Em 1856, durante os exercícios espirituais, faz a sua
primeira experiência de Deus, que a chama para uma vida de consagração
total. Assim, atraída pelo ideal da simplicidade e da pobreza de São
Francisco, entra nas Clarissas. Em 1861, ainda postulante, faz uma nova experiência
de Deus, que a convida a oferecer-se como vítima pela Igreja e pelo Papa.
Por motivos de saúde, deixa o mosteiro e, em 1864,
entra na Sociedade de Maria Reparadora, recebendo o hábito religioso com o
nome de Maria da Paixão. No ano seguinte, ainda noviça, é enviada para a Índia,
com a tarefa principal da formação das religiosas de uma congregação autóctone.

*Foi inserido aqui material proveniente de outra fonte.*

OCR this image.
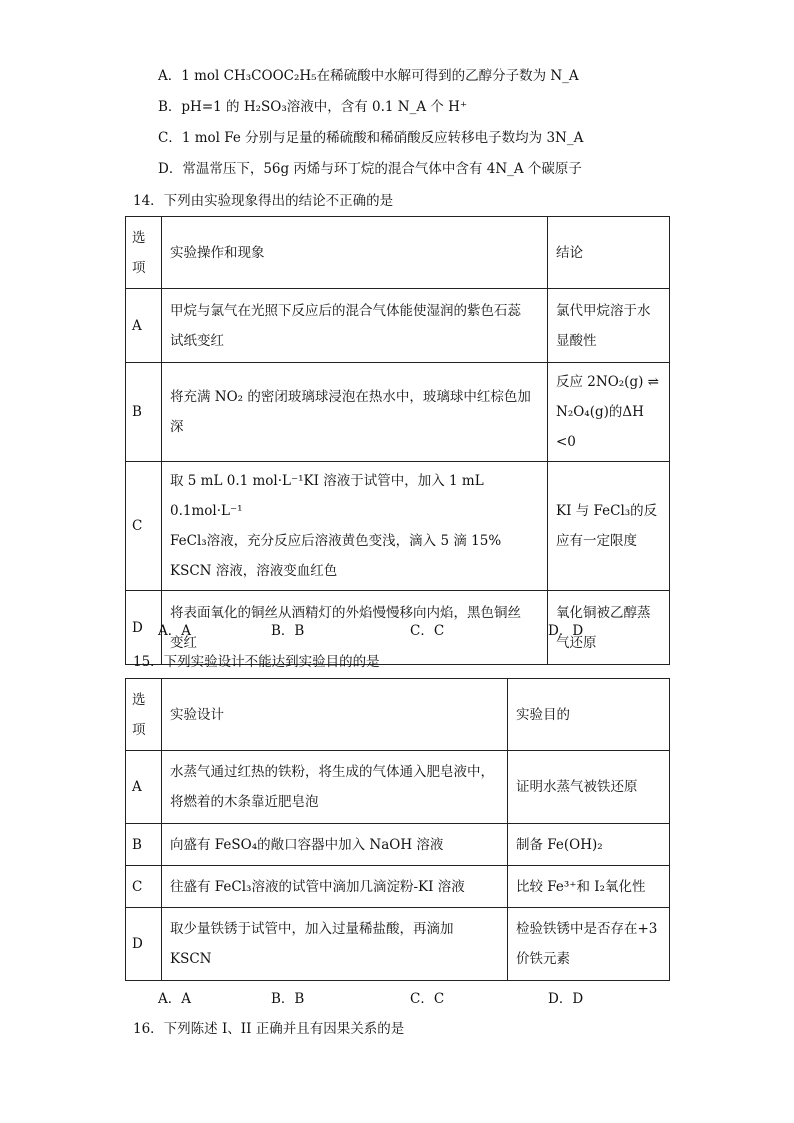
A．1 mol CH₃COOC₂H₅在稀硫酸中水解可得到的乙醇分子数为 N_A
B．pH=1 的 H₂SO₃溶液中，含有 0.1 N_A 个 H⁺
C．1 mol Fe 分别与足量的稀硫酸和稀硝酸反应转移电子数均为 3N_A
D．常温常压下，56g 丙烯与环丁烷的混合气体中含有 4N_A 个碳原子
14．下列由实验现象得出的结论不正确的是
选项	实验操作和现象	结论
A	甲烷与氯气在光照下反应后的混合气体能使湿润的紫色石蕊
试纸变红	氯代甲烷溶于水
显酸性

B	将充满 NO₂ 的密闭玻璃球浸泡在热水中，玻璃球中红棕色加
深	反应 2NO₂(g) ⇌
N₂O₄(g)的ΔH <0

C	取 5 mL 0.1 mol·L⁻¹KI 溶液于试管中，加入 1 mL 0.1mol·L⁻¹
FeCl₃溶液，充分反应后溶液黄色变浅，滴入 5 滴 15%
KSCN 溶液，溶液变血红色	KI 与 FeCl₃的反
应有一定限度

D	将表面氧化的铜丝从酒精灯的外焰慢慢移向内焰，黑色铜丝
变红	氧化铜被乙醇蒸
气还原
A．A	B．B	C．C	D．D
15．下列实验设计不能达到实验目的的是
选项	实验设计	实验目的
A	水蒸气通过红热的铁粉，将生成的气体通入肥皂液中，
将燃着的木条靠近肥皂泡	证明水蒸气被铁还原

B	向盛有 FeSO₄的敞口容器中加入 NaOH 溶液	制备 Fe(OH)₂

C	往盛有 FeCl₃溶液的试管中滴加几滴淀粉-KI 溶液	比较 Fe³⁺和 I₂氧化性

D	取少量铁锈于试管中，加入过量稀盐酸，再滴加 KSCN	检验铁锈中是否存在+3
价铁元素
A．A	B．B	C．C	D．D
16．下列陈述 I、II 正确并且有因果关系的是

Por força das suas virtudes, é nomeada Superiora
local e, depois, provincial. Devido ao aumento das dissensões, acompanhada de
outras 19 religiosas, Maria da Paixão deixa a Ordem e, em 1877, obtém do
Papa Pio IX a autorização para fundar um Instituto, com o nome de Missionárias
de Maria em seguida afiliada ao carisma franciscano que se desenvolve
rapidamente.
Em 1900, o Instituto foi selado com o sangue da
santidade, no martírio de sete Franciscanas Missionárias de Maria na China,
beatificadas em 1946 e canonizadas no ano de 2000. Esgotada pelos cansaços de
viagens incessantes e pelo trabalho quotidiano, depois de uma breve
enfermidade, Maria da Paixão morre piedosamente, no dia 15 de Novembro de
1904, deixando mais de duas mil religiosas e 86 casas presentes nos quatro
continentes.
Em 1918 começou a causa de beatificação e, em 1999,
foi promulgado o Decreto da heroicidade das suas virtudes.